Nos domingos de sol a querida companheira e eu, geralmente, almoçamos fora. Saímos de casa assim, sem saber a qual restaurante ir. Fazemos um passeio e depois decidimos. Mas antes, ainda em casa:
         — O que, você vai de abrigo de futebol? — Pergunta a querida companheira.
         — Sim. — Respondo.
         Sempre fui fascinado por “linguagem corporal” e, depois de trinta anos de convivência, a gente consegue ler perfeitamente os gestos da outra pessoa. A querida companheira colocou as mãos na cintura e já dei meia volta para trocar de figurino. Nem precisava ouvi-la dizer:
         — Você não vai a um jogo de futebol, vai a um restaurante. Sozinho! Porque não vou com você vestindo esse abrigo velho.
         Aqui em casa é diferente. Ao invés de a mulher passar horas defronte o armário escolhendo roupa, eu é que faço isso. Não para contentar a mim mesmo, mas a ela. Abri as portas do armário e as dúvidas pularam lá de dentro feito duendes, saltitantes à minha volta:
         — Veste a bermuda... a bermuda... — dizia um duende com seu risinho agudo e irritante.
         — A camiseta cinza... a cinza... — insuflava outro.
         — É uma boa, — respondi a eles, neurótico — bermuda “à la” militar e camiseta cinza, neutra... não tem erro!
         Vesti e voltei à sala, onde a querida companheira esperava, já impaciente.
         — Então, que tal? — Exibi-me.
         — Com essa camiseta? É velha, já encolheu e ainda tem essa frase idiota.
         — É bem humorada!
         — Uma seta apontando para baixo e escrito “Piu-Piu solto” é humor pra você?
         — Tá bem, troco a camiseta.
         Cheguei ao armário e peguei outra camiseta, ao que ela gritou lá da sala:
         — Essa da estampa “Fofucho” também é ridícula!

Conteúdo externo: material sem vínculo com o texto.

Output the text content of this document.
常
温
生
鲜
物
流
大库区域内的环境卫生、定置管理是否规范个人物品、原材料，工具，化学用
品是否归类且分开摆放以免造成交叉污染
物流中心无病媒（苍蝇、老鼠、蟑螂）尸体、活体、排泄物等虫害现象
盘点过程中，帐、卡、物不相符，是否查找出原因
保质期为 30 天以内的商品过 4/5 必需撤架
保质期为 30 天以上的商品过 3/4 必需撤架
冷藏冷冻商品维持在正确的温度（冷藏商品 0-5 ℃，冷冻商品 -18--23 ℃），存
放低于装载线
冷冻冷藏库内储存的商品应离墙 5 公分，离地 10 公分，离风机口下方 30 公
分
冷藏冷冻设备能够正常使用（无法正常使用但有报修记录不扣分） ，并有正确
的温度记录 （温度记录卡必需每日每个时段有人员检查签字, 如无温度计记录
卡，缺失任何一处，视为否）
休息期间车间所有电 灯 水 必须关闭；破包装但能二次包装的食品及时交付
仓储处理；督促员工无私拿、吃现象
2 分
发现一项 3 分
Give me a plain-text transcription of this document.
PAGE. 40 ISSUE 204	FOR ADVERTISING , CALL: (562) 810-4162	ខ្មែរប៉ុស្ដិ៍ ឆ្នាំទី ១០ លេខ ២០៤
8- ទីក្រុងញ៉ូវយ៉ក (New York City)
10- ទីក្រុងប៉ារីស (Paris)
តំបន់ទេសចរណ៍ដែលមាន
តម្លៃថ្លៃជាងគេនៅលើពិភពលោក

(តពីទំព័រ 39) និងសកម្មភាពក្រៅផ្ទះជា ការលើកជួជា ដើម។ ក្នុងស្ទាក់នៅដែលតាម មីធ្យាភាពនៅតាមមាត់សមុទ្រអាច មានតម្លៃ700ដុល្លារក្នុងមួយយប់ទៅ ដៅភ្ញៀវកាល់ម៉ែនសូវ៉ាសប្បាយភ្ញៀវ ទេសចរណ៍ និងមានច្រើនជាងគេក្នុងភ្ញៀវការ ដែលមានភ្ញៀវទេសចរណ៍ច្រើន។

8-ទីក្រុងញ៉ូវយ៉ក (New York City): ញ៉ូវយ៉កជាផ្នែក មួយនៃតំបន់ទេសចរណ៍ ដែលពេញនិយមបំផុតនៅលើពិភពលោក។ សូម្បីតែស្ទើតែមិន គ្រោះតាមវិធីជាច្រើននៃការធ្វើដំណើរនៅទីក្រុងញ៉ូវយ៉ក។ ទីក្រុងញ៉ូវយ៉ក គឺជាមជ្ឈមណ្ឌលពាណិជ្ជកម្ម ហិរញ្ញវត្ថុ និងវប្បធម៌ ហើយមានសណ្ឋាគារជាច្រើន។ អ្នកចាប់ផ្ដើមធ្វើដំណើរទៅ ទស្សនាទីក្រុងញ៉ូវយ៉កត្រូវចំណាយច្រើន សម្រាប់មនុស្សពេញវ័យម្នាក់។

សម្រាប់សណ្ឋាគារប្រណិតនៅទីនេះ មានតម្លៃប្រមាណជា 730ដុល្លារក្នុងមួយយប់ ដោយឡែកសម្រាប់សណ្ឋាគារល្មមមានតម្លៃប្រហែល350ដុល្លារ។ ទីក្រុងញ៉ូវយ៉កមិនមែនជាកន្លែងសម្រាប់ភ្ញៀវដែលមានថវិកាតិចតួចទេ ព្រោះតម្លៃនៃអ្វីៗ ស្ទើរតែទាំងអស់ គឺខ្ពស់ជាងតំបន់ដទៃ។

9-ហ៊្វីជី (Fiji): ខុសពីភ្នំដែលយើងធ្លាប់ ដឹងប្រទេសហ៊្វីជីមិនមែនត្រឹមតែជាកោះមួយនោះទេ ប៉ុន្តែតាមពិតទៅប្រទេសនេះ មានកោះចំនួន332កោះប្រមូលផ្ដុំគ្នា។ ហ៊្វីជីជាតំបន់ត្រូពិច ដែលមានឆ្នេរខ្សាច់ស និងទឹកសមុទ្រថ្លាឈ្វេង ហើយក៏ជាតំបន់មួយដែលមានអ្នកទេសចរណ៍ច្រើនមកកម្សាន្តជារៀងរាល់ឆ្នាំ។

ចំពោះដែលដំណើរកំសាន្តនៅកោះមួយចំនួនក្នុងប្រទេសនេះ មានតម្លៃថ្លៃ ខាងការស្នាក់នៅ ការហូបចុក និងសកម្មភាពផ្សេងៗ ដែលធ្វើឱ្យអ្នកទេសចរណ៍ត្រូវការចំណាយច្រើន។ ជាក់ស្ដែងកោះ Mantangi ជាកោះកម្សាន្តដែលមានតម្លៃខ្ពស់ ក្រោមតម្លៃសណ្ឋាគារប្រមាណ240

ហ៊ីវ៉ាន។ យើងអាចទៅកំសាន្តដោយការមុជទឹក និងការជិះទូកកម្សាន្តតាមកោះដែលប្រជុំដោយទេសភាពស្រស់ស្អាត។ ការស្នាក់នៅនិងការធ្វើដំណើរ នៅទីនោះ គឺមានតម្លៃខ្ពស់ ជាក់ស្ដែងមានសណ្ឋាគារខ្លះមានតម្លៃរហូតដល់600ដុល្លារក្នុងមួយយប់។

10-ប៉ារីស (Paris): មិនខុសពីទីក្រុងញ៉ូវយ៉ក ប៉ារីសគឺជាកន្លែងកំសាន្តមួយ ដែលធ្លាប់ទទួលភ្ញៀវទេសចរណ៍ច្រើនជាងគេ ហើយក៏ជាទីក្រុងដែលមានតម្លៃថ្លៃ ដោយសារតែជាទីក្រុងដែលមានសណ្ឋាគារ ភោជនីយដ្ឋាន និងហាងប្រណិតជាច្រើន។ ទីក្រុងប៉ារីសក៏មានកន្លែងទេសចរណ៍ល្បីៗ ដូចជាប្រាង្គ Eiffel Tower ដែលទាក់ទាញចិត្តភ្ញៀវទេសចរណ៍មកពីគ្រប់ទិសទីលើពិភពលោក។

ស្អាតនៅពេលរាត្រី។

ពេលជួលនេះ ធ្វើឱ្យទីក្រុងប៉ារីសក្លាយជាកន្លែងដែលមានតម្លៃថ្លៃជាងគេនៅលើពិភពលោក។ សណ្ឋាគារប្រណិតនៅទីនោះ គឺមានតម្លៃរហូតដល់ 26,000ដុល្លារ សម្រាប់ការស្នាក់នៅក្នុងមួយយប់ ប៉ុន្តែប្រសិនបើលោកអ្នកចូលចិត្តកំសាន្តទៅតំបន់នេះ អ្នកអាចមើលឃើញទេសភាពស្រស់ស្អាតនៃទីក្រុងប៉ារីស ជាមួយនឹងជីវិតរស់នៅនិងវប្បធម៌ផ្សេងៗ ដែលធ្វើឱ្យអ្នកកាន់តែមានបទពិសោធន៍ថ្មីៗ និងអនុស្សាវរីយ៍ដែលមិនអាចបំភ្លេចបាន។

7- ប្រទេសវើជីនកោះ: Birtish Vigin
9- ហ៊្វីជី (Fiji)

         Devolvi a camiseta ao armário, suspirei, e decidi mudar todo o figurino. “Calça jeans e camisa jeans. Jeans nunca falha, é normalíssimo, combina com qualquer lugar”, pensei.
         Troquei tudo pelo jeans e voltei à sala.
         — Nós dois de jeans? Par de vasos? — Perguntou ela.
         — E por que você não troca, então? — Ousei.
         — Ora, porque eu vesti primeiro... e jeans nunca falha, é normalíssimo, combina com qualquer lugar.
         — Quem disse isso?
         — Com certeza, não foi você.
         Fui eu, mas não arrisco piorar a situação com uma discussão sobre direito autoral.
         — Óquei... vou trocar de novo.
         Me encaminhava de volta ao armário quando ela explodiu:
         — Não precisa, não vou mais! Cansei! Já to tirando a roupa, vou vestir minha camisola, me deitar e ver um filme no netflix... pede alguma coisa se tiver fome, eu desisti. É sempre a mesma coisa...!
         Constrangido, sem saber o que fazer, meio perdido, calado e me sentindo culpado, também tirei a roupa e fui deitar ao lado dela, que já conectava o netflix. Então ela levantou-se, colocou as mãos na cintura e eu só pensei: “Quê qui eu fiz agora?” Linguagem corporal, eu sei. E ela inquiriu:
         — Vai passar o domingo todo deitado com essa cueca velha?